(SOMATÓRIA)
No mundo quis o Tempo que se achasse
o bem que por acerto ou sorte vinha;
e, por exprimentar que dita tinha,
quis que a Fortuna em mim se exprimentasse.
Mas por que meu destino me mostrasse
que nem ter esperanças me convinha,
nunca nesta tão longa vida minha
cousa me deixou ver que desejasse.
Mudando andei costume, terra e estado,
por ver se se mudava a sorte dura;
a vida pus nas mãos de um leve lenho.
Mas, segundo o que o Céu me tem mostrado,
já sei que deste meu buscar ventura
achado tenho já que não a tenho.
CAMÕES, L. de. Sonetos: Antologia comentada. São Paulo: Ática, 2012. p. 81.
Vocabulário:
dita: sorte; boa sorte.
Fortuna: destino, fado, sorte.
lenho: madeiro, embarcação, cruz (sagrado lenho).
ventura: fortuna, destino, sorte, acaso, felicidade.

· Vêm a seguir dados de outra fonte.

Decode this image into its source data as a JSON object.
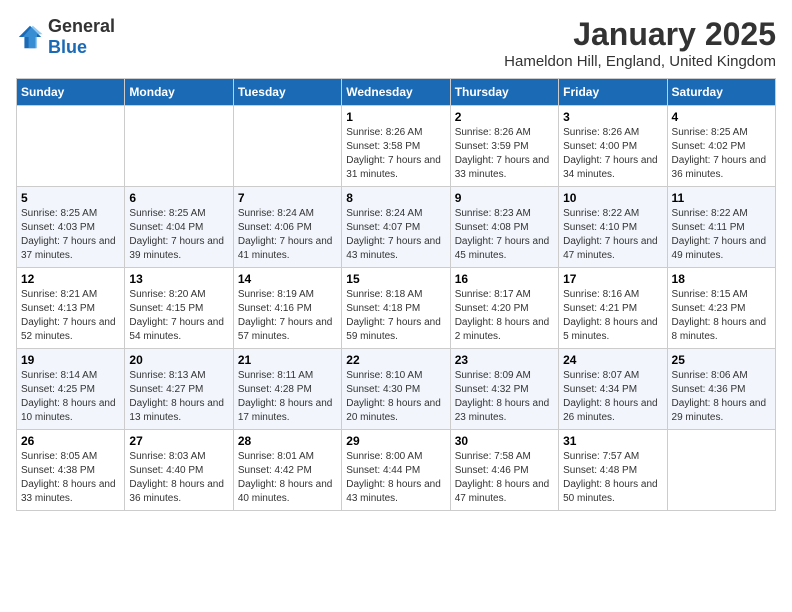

01) O soneto cultivado por Luís Vaz de Camões no Classicismo português influenciou muitos poetas da literatura brasileira, a exemplo de Cláudio Manuel da Costa. Nas três primeiras estrofes, o eu lírico desenvolve o tema (exposição). A última estrofe, iniciada com a conjunção adversativa “Mas”, funciona como conclusão.
02) Em versos decassílabos, cuja métrica é denominada medida nova, o sujeito se vê perante sua própria condição como ser humano. Ao representar o sofrimento terreno do eu lírico, o poeta emprega marcas do antropocentrismo renascentista.
04) A gradação, recurso poético presente no primeiro verso da terceira estrofe, sugere que o eu lírico empregou estratégias no intuito de conseguir mudar a “sorte dura”, mas seus esforços não surtiram efeito. Os hipérbatos presentes na última estrofe, por exemplo, sugerem as dificuldades enfrentadas pelo eu lírico, que chega à conclusão de que não alcançou ventura.
08) No verso: “a vida pus nas mãos de um leve lenho.”, a hipérbole da expressão “leve lenho”, somada à sinestesia (figura que toma a parte pelo todo), deixa transparecer a ânsia do eu lírico no sentido de buscar ventura.
16) Há uma relação de oposição nas duas primeiras estrofes: enquanto o Tempo “quis” que o bem fosse achado e a Fortuna fosse experimentada, o destino mostrava que não “convinha” “nem ter esperanças”. “Tempo” e “destino” estão, portanto, personificados, são exemplos de prosopopeias.